The sale of small businesses in the first quarter of 2015 increased 6 percent over the same quarter last year, according to BizBuySell’s quarterly Insight Report.
The report analyzes the listing and sale prices of approximately 45,000 businesses for sale in the U.S.
Businesses that sold during the period benefited from increasing financial indicators, including the highest reported median cash flow since BizBuySell started tracking data in 2007.
A total of 1,830 small businesses were reported sold in the first quarter, continuing a two-year trend of exceptionally robust activity in the business-for-sale market, according to BizBuySell.
"The cash flow of a business is indicative of its overall financial health. Increased revenue, and the resulting growth in cash flow, allows small business owners to reinvest that money back into the business. This, in turn, helps raise the overall value of the business," Bob House, group general manager of BizBuySell.com and BizQuest.com, told eWEEK. "When sellers can show improving revenue and cash flow numbers in the financial documentation, it allows them to both ask for and receive more money during an exit."

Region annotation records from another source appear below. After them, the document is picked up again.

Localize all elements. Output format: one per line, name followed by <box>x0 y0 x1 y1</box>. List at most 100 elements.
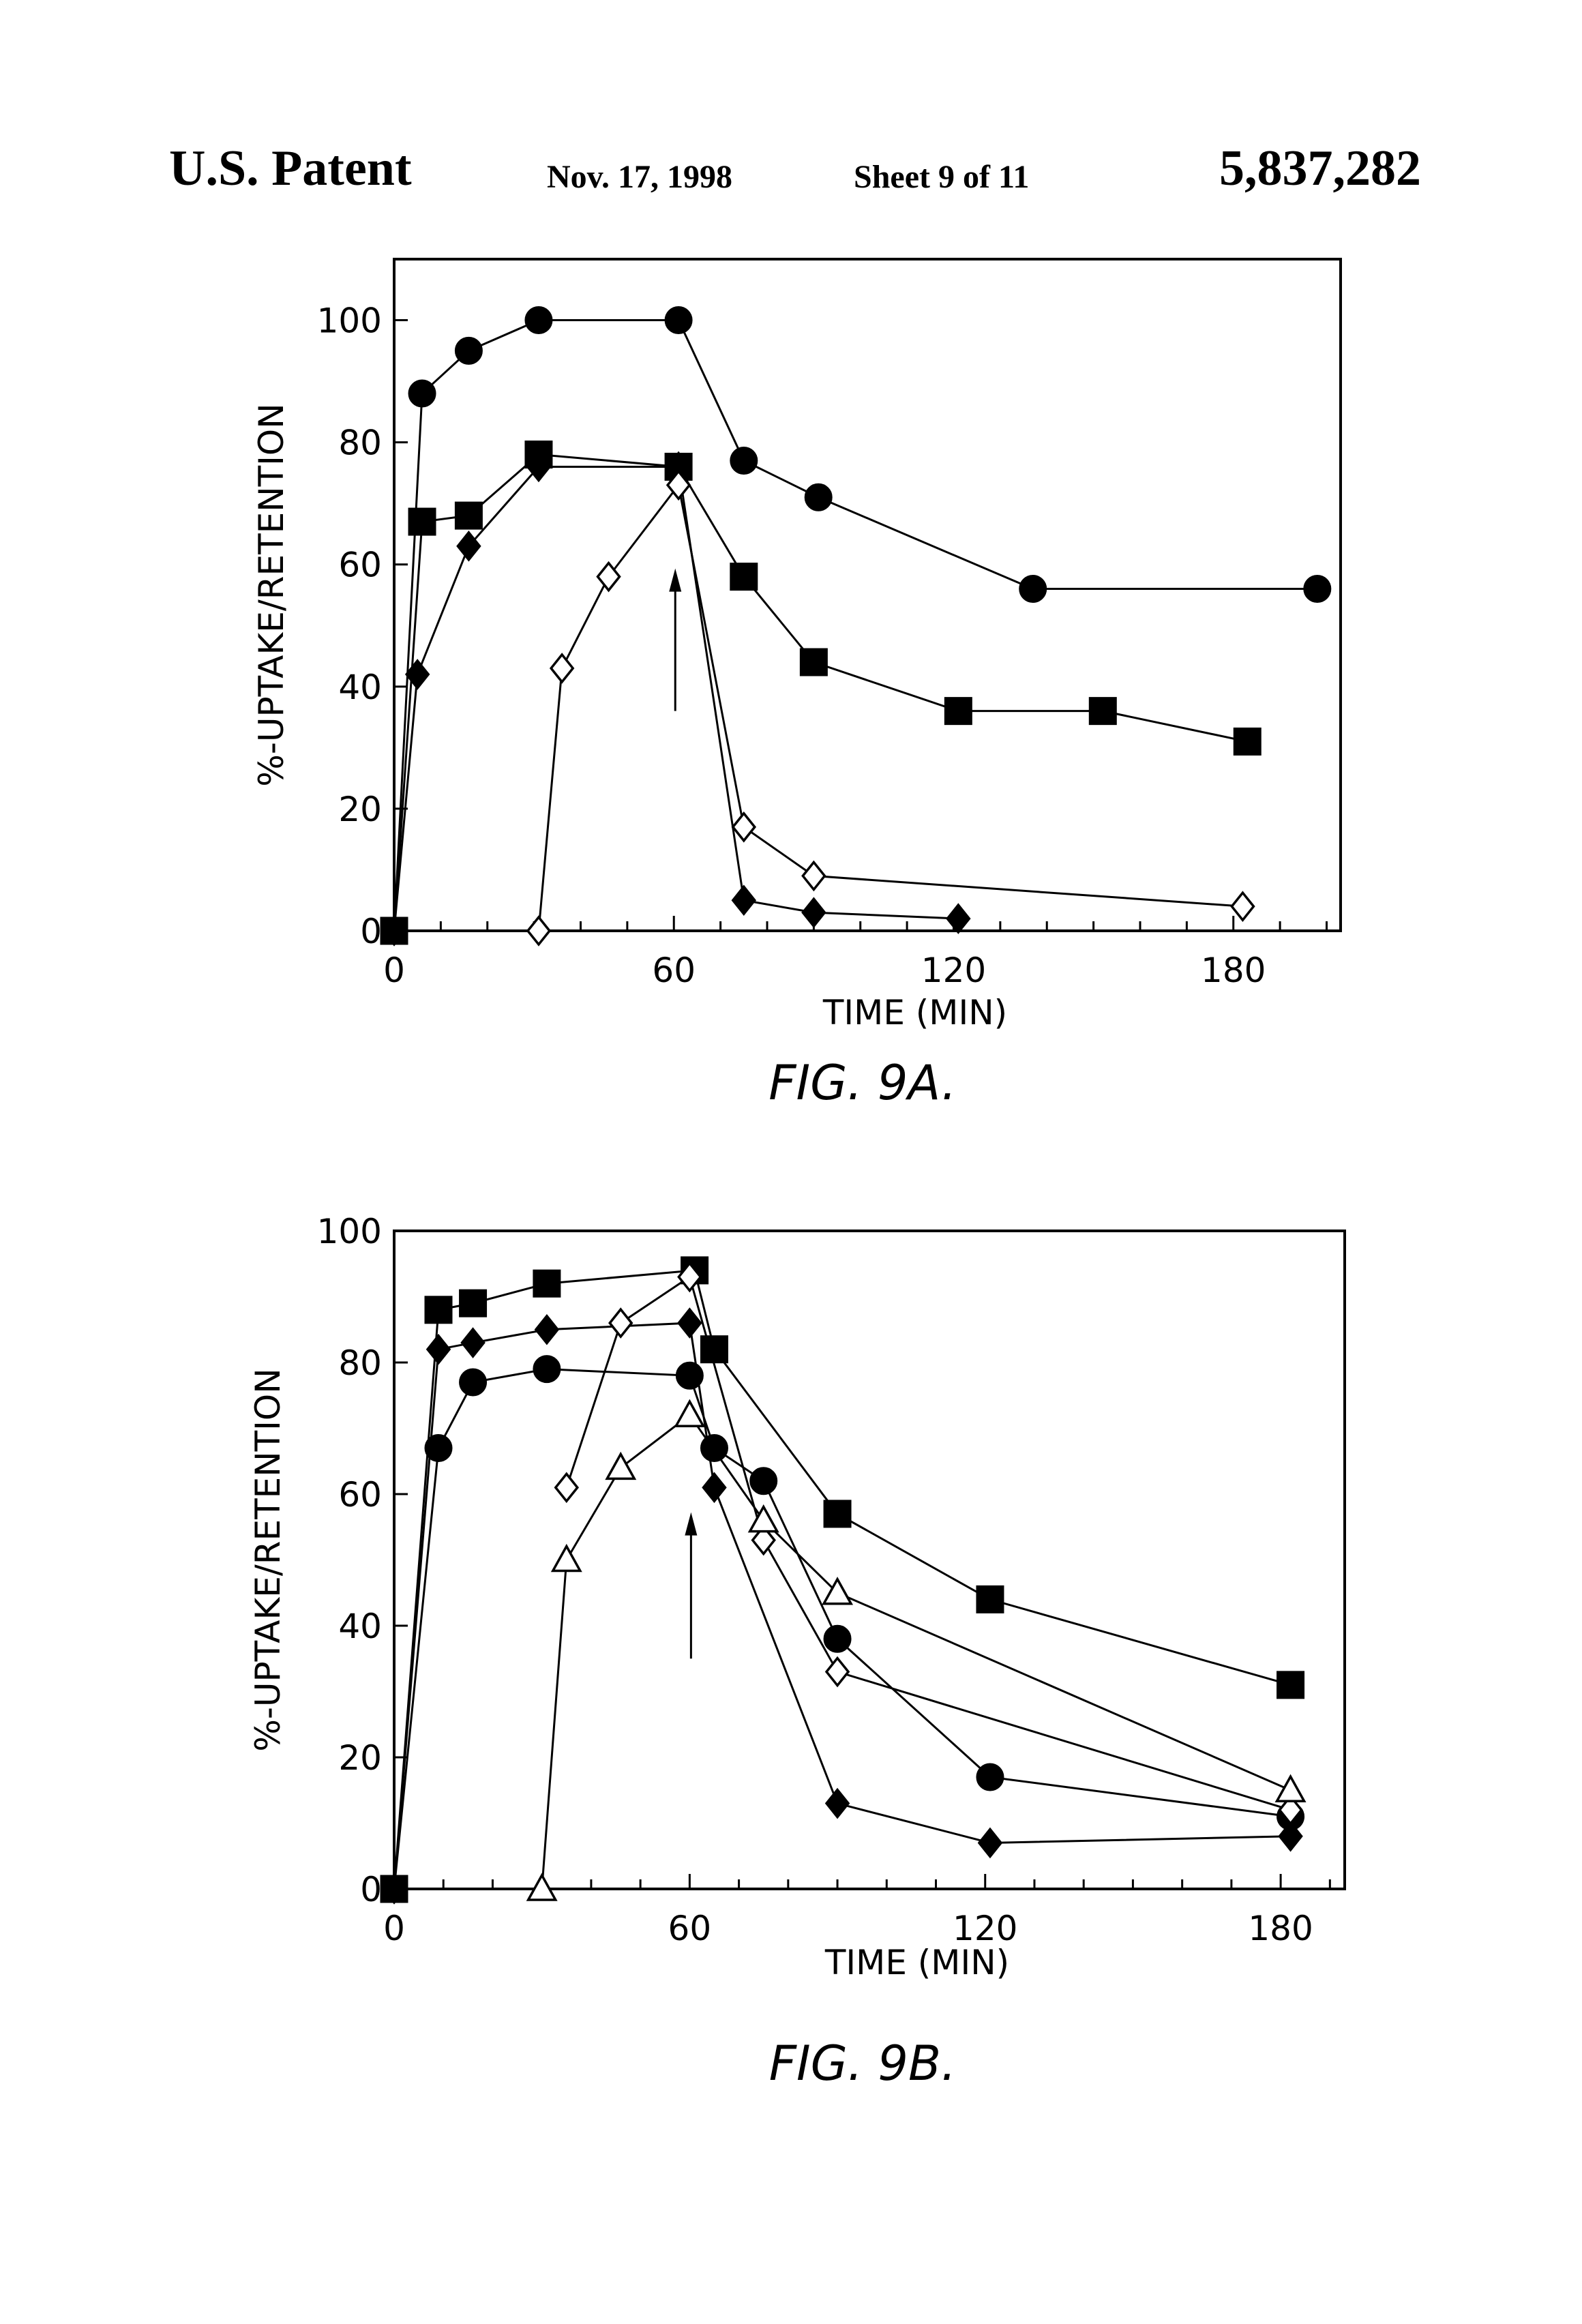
y-tick-label: 60 <box>338 1475 382 1515</box>
series-line <box>393 1368 1291 1890</box>
data-point-square-filled <box>730 563 758 591</box>
series-line <box>393 453 1248 932</box>
data-point-diamond-filled <box>1278 1820 1303 1852</box>
data-point-square-filled <box>944 697 972 726</box>
y-tick-label: 0 <box>360 912 382 951</box>
y-tick-label: 20 <box>338 790 382 829</box>
data-point-triangle-open <box>550 1543 582 1573</box>
series-line <box>393 319 1317 932</box>
data-point-square-filled <box>1088 697 1117 726</box>
data-point-diamond-filled <box>426 1333 451 1365</box>
data-point-circle-filled <box>533 1355 561 1384</box>
figure-caption: FIG. 9A. <box>768 1055 957 1111</box>
data-point-diamond-filled <box>526 451 552 483</box>
series-circle-filled <box>380 306 1332 945</box>
series-line <box>565 1275 1291 1811</box>
series-line <box>393 465 959 932</box>
data-point-diamond-open <box>608 1307 633 1339</box>
plot-frame <box>393 1230 1346 1890</box>
data-point-diamond-filled <box>534 1313 560 1345</box>
y-tick-label: 40 <box>338 1607 382 1646</box>
data-point-square-filled <box>454 501 483 530</box>
data-point-diamond-filled <box>801 897 826 928</box>
data-point-diamond-open <box>801 860 826 892</box>
y-tick-label: 20 <box>338 1738 382 1778</box>
data-point-diamond-filled <box>824 1787 850 1819</box>
arrow-head-icon <box>685 1512 698 1536</box>
data-point-diamond-open <box>677 1261 702 1293</box>
data-point-circle-filled <box>1019 575 1047 604</box>
data-point-diamond-filled <box>702 1472 727 1504</box>
x-tick-label: 120 <box>953 1909 1017 1948</box>
data-point-circle-filled <box>1303 575 1332 604</box>
series-diamond-filled <box>381 451 971 947</box>
x-tick-label: 60 <box>668 1909 712 1948</box>
data-point-circle-filled <box>664 306 693 335</box>
data-point-square-filled <box>823 1500 852 1528</box>
data-point-circle-filled <box>459 1368 488 1397</box>
data-point-diamond-filled <box>460 1327 486 1358</box>
series-line <box>537 482 1243 932</box>
y-axis-label: %-UPTAKE/RETENTION <box>252 403 291 786</box>
series-circle-filled <box>380 1355 1305 1903</box>
data-point-triangle-open <box>1274 1774 1307 1802</box>
y-tick-label: 40 <box>338 668 382 707</box>
data-point-square-filled <box>459 1289 488 1317</box>
figure-caption: FIG. 9B. <box>769 2036 956 2091</box>
patent-date: Nov. 17, 1998 <box>547 159 733 195</box>
y-tick-label: 60 <box>338 546 382 585</box>
data-point-diamond-open <box>751 1524 776 1556</box>
y-axis-label: %-UPTAKE/RETENTION <box>248 1368 288 1751</box>
data-point-circle-filled <box>408 379 436 408</box>
figure-panel-2: 0 60 120 180 0 20 40 60 80 100 TIME (MIN) %-UPTAKE/… <box>248 1212 1346 2091</box>
series-diamond-filled <box>381 1307 1303 1905</box>
data-point-circle-filled <box>454 336 483 365</box>
data-point-square-filled <box>408 507 436 536</box>
data-point-diamond-open <box>666 469 691 501</box>
data-point-circle-filled <box>804 483 833 511</box>
data-point-circle-filled <box>424 1433 453 1462</box>
data-point-circle-filled <box>524 306 553 335</box>
data-point-diamond-open <box>1230 891 1255 922</box>
arrow-head-icon <box>669 568 682 592</box>
data-point-diamond-filled <box>731 884 757 917</box>
data-point-diamond-open <box>554 1472 580 1504</box>
patent-label: U.S. Patent <box>169 140 412 196</box>
data-point-circle-filled <box>823 1624 852 1653</box>
x-axis-label: TIME (MIN) <box>822 993 1007 1032</box>
y-tick-label: 80 <box>338 1343 382 1383</box>
data-point-diamond-open <box>1278 1794 1303 1826</box>
data-point-square-filled <box>1233 727 1262 756</box>
y-tick-label: 0 <box>360 1870 382 1909</box>
y-tick-label: 80 <box>338 423 382 463</box>
data-point-diamond-open <box>731 811 757 843</box>
data-point-square-filled <box>700 1335 728 1364</box>
data-point-diamond-filled <box>977 1827 1003 1859</box>
x-tick-label: 180 <box>1248 1909 1313 1948</box>
data-point-diamond-filled <box>677 1307 702 1339</box>
data-point-square-filled <box>1277 1671 1305 1699</box>
x-tick-label: 0 <box>383 1909 405 1948</box>
sheet-number: Sheet 9 of 11 <box>854 159 1030 195</box>
data-point-diamond-open <box>596 561 621 593</box>
data-point-triangle-open <box>747 1504 779 1533</box>
data-point-square-filled <box>799 648 828 676</box>
patent-number: 5,837,282 <box>1219 140 1421 196</box>
x-tick-label: 0 <box>383 951 405 990</box>
series-triangle-open <box>526 1399 1307 1901</box>
x-tick-label: 180 <box>1201 951 1266 990</box>
data-point-triangle-open <box>605 1451 637 1480</box>
data-point-triangle-open <box>674 1399 706 1427</box>
x-tick-label: 60 <box>652 951 696 990</box>
x-tick-label: 120 <box>921 951 986 990</box>
data-point-diamond-filled <box>456 531 481 562</box>
data-point-diamond-filled <box>404 659 430 690</box>
y-tick-label: 100 <box>317 1212 382 1251</box>
series-diamond-open <box>526 469 1255 947</box>
data-point-square-filled <box>976 1585 1004 1613</box>
data-point-circle-filled <box>749 1467 778 1495</box>
plot-frame <box>393 258 1342 932</box>
data-point-circle-filled <box>730 447 758 475</box>
data-point-square-filled <box>424 1296 453 1324</box>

House said the high cash flow volumes for 2015 indicate that small businesses are growing healthier. The median revenue of small businesses sold in the first quarter this year was $442,000, up from an even $400,000 during the same period last year.
The median asking price of a small business in the first quarter of 2015 was $225,000, a significant jump from the $199,000 median asking price recorded a year ago.
The median sale price in the first quarter of 2015 was $200,000, a marked increase from the $175,000 median sale price in the first quarter of 2014. The 2015 figure is consistent with higher sale prices seen in the final quarter of 2014, the report noted.
"The continuation of more Baby Boomers supplying the market with healthy listings, combined with the increase of qualified buyers, will likely help the small businesses transaction market stay strong throughout the rest of 2015," House explained. "We’ve seen more financing options open for potential buyers, which makes the business-for-sale marketplace more competitive and helps increase the overall asking and sale price."
House also noted that lower fuel prices decrease overall business operating expenses by reducing shipping expenses and the cost of raw materials.
This, in turn, increases business cash flow and allows business owners to reinvest money back into the business.
"At the same time, lower gas prices also suggest consumers have more disposable income that they can spend at nearby small businesses," House said. "In general, increased consumer confidence in the economy drives consumer spending. Also, rising stock prices, recent wage growth and the improving housing market are giving consumers more disposable income that they can spend at their local small businesses."